Roberti (Pbc): "Gli anziani valore della nostra società"

Dichiarazione della candidata sindaco di Parma Bene Comune

Nota - Questo comunicato è stato pubblicato integralmente come contributo esterno. Questo contenuto non è pertanto un articolo prodotto dalla redazione di ParmaToday

Sul tema degli anziani, della centralità del loro ruolo nella nostra società, e del rispetto dei loro diritti, si è recentemente espressa la candidata sindaco di Parma Bene Comune Roberta ROBERTI.
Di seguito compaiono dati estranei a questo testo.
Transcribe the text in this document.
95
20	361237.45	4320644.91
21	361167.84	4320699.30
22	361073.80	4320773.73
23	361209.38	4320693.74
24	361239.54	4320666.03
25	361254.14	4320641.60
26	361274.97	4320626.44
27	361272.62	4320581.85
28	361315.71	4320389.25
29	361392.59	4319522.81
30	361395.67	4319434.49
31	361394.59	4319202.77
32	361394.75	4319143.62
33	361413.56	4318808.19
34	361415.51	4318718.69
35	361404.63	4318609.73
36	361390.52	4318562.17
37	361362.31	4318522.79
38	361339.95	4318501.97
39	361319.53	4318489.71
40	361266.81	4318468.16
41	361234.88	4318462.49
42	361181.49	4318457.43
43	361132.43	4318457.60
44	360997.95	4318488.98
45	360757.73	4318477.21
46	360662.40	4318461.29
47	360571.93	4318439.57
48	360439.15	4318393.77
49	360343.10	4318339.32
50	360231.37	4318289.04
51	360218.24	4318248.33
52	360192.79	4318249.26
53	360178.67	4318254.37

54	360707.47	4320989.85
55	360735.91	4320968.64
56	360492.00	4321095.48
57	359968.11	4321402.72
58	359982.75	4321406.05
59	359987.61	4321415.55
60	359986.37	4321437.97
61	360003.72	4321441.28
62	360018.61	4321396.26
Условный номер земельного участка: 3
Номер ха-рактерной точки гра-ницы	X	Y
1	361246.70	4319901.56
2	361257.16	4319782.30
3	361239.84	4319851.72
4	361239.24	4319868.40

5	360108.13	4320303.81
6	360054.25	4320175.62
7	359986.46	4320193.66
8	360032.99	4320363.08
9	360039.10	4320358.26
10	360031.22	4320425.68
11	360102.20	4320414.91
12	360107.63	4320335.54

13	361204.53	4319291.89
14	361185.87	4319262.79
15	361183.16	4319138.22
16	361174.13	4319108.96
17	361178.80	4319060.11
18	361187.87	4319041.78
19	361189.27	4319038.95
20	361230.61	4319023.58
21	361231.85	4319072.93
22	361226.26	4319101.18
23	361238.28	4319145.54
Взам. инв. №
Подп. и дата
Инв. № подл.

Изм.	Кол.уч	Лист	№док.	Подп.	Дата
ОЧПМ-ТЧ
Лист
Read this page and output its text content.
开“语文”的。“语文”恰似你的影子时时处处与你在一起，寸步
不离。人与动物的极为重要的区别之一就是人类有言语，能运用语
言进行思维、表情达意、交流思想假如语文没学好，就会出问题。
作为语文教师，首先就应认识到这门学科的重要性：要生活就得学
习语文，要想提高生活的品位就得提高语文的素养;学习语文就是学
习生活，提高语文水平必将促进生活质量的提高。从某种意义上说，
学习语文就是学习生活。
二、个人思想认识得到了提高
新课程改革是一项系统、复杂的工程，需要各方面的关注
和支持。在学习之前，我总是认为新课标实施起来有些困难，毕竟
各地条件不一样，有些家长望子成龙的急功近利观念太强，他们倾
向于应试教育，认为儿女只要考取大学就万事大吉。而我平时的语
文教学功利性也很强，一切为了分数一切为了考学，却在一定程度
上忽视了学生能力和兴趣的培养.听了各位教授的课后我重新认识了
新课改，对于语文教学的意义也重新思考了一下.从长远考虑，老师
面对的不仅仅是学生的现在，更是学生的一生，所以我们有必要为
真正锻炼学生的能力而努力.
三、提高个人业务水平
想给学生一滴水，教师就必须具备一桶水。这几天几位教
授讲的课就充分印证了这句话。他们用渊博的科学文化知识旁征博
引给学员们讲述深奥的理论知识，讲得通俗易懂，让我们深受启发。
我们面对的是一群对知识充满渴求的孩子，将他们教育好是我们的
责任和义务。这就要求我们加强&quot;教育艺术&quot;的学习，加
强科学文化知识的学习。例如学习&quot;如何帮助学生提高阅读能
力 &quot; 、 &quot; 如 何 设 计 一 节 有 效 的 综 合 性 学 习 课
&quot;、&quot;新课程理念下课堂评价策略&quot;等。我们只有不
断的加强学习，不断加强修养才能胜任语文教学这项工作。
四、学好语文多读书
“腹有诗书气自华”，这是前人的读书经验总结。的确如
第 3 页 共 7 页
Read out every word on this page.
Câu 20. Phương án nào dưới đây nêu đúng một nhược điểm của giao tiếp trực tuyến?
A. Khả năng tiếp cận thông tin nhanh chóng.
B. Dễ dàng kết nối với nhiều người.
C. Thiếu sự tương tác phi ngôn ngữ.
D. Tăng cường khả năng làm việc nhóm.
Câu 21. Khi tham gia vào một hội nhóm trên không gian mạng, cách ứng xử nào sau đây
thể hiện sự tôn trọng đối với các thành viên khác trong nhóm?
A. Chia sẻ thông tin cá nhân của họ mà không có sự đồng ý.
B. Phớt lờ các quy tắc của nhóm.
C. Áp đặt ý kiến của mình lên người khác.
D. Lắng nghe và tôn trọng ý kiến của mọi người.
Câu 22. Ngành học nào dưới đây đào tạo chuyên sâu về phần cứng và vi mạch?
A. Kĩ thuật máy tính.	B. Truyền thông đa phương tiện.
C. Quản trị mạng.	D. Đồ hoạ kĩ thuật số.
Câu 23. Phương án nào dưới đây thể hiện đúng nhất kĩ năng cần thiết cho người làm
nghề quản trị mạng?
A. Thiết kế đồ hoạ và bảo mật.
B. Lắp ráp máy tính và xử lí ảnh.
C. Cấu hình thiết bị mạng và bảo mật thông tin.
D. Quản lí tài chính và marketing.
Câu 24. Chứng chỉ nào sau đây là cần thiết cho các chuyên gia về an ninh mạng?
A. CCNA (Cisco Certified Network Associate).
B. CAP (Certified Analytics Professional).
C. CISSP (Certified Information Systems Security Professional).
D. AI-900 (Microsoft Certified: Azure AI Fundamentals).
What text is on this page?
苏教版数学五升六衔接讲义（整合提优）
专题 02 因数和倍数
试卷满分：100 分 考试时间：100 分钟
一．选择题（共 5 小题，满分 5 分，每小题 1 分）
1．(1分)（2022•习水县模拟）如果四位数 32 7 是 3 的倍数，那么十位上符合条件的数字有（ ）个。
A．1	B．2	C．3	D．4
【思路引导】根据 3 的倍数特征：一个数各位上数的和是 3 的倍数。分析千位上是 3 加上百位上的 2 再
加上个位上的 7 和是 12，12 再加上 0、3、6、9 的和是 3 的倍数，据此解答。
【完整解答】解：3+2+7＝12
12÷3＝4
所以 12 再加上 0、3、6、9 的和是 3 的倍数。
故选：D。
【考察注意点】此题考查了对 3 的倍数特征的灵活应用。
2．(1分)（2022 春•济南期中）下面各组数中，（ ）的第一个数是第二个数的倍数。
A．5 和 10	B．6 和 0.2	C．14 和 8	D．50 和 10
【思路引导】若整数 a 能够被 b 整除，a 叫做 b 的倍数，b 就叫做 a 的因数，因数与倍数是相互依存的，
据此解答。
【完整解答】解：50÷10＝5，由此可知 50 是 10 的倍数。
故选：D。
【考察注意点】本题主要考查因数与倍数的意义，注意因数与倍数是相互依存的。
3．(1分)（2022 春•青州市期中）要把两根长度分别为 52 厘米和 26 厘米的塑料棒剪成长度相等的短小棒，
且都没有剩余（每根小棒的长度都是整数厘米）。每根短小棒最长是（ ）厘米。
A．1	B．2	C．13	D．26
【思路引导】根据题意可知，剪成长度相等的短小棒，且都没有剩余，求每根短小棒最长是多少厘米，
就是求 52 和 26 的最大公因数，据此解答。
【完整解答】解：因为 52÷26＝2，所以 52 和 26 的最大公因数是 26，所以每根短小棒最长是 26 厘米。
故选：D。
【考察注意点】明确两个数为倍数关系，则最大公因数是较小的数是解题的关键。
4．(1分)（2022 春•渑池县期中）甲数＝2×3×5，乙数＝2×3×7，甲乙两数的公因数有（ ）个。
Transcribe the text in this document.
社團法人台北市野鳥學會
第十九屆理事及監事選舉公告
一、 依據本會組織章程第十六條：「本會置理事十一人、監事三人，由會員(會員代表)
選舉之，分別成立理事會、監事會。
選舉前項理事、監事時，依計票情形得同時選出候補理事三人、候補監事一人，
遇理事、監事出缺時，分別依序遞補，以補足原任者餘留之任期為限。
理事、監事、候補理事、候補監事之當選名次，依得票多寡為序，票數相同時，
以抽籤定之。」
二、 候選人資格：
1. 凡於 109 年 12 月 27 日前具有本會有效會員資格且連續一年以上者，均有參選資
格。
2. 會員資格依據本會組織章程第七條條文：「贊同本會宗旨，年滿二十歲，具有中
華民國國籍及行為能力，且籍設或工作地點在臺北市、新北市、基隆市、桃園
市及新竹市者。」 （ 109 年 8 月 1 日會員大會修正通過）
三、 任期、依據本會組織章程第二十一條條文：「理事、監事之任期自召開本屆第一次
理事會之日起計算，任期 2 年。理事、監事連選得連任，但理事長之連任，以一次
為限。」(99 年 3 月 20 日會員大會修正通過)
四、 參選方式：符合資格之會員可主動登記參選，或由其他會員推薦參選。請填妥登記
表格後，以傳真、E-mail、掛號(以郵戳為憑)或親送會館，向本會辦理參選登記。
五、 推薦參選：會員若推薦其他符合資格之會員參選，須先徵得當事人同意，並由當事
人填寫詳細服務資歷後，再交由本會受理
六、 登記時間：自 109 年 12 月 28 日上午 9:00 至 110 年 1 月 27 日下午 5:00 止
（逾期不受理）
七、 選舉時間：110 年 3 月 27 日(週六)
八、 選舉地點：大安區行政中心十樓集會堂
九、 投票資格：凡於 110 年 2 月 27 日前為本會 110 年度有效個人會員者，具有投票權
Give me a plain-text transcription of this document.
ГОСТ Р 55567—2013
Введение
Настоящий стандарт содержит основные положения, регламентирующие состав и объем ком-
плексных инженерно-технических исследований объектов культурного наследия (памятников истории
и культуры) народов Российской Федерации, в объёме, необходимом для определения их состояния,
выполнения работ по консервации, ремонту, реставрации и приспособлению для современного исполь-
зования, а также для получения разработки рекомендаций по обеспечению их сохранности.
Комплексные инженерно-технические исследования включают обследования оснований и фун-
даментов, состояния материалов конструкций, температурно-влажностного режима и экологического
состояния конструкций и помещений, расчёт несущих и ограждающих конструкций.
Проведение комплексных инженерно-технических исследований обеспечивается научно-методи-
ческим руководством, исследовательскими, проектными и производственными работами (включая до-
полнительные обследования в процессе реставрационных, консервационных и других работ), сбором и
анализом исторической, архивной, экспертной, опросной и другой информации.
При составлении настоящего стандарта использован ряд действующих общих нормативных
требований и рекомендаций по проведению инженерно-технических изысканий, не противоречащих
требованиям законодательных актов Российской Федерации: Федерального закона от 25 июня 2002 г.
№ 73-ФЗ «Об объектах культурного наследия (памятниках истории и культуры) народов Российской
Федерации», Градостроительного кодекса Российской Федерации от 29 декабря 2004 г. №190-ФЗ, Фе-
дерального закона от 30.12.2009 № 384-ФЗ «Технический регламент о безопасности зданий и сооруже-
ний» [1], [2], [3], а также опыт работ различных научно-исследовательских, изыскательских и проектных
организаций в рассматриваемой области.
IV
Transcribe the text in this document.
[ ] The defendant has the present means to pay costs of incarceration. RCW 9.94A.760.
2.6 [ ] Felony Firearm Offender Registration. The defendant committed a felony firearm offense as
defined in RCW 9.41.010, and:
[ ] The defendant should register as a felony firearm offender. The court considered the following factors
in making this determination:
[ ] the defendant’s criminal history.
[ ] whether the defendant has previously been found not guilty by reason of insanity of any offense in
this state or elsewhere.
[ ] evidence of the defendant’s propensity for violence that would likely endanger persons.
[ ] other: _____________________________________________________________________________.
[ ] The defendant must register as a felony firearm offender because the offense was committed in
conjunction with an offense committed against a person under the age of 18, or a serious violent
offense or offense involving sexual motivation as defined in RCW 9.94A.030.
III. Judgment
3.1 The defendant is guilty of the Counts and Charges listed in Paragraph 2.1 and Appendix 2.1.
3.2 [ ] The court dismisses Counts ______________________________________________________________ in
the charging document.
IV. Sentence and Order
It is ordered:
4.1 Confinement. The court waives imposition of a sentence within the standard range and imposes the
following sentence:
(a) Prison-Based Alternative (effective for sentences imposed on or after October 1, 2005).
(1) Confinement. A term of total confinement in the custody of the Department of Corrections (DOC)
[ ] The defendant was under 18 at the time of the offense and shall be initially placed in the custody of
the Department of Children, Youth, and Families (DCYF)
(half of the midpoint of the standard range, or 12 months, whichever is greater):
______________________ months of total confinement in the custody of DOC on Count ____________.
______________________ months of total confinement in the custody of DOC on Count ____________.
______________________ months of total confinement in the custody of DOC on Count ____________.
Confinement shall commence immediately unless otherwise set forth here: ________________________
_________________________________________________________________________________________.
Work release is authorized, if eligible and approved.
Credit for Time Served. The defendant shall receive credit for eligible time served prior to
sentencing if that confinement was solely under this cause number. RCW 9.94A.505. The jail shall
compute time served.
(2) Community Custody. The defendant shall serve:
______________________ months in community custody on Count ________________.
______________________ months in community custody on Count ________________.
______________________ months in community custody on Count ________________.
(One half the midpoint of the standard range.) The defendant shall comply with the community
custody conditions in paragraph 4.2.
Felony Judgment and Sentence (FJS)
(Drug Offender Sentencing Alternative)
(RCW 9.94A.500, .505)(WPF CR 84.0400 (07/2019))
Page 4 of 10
«Crediamo che l’ottica da cui partire sia quella della domiciliari età », ha affermato la Roberti, «restare per quanto possibile nella propria casa, mantenere le proprie abitudini negli spazi familiari è il primo diritto di ogni anziano.

Per l’assistenza agli anziani, è necessario dare valore e priorità ai servizi che favoriscono e tutelano le relazioni personali, familiari e di vicinato e che quindi si realizzano in prossimità dell’abitazione, al fine di preservare il più possibile abitudini, relazioni, affetti e sicurezze.

Il Comune – puntualizza la Roberti – deve rivestire un ruolo centrale e riprendere le sue funzioni di indirizzo, coordinamento e controllo della formazione del personale e delle sue condizioni di lavoro, nell’ottica di una progressiva reinternalizzazione dei servizi alla persona.

Va istituito un patto con familiari, operatori e associazioni di volontariato, anche sperimentando forme di affidamento personale in caso di assenza di familiari, per far restare gli anziani il più possibile nella propria casa e garantire loro un ruolo nella comunità.

Pensiamo ad esperienze di reciprocità e scambi intergenerazionali (anziani che ospitano studenti in cambio di compagnia e piccoli servizi); mutuo aiuto tra anziani autosufficienti e anziani in difficoltà (per stare in compagnia o fare la spesa o piccole commissioni); forme di portineria solidale. Si tratta di sostenere tutti quei soggetti (associazioni, comitati, ecc.) che già stanno impegnando le persone anziane in ruoli di servizio, solidarietà e scambio.

Per gli anziani non autosufficienti e bisognosi di un’assistenza continuativa – conclude Roberta Roberti – è indispensabile realizzare un protocollo d’intesa con le strutture protette e un patto con le famiglie degli ospiti, al fine di migliorare la qualità del servizio offerto e superare le attuali difficoltà, grazie a strutture di piccole dimensioni, con assistenza personale e infermieristica continuativa, ma in una condizione relazionale significativa ed in rapporto diretto con l’ambiente circostante.

Infine, prima di progettare la costruzione di nuove Case Protette nella città, sarebbe indispensabile verificare l’entità reale della popolazione anziana suddivisa nei vari quartieri, e programmare di conseguenza la collocazione delle strutture in modo adeguato».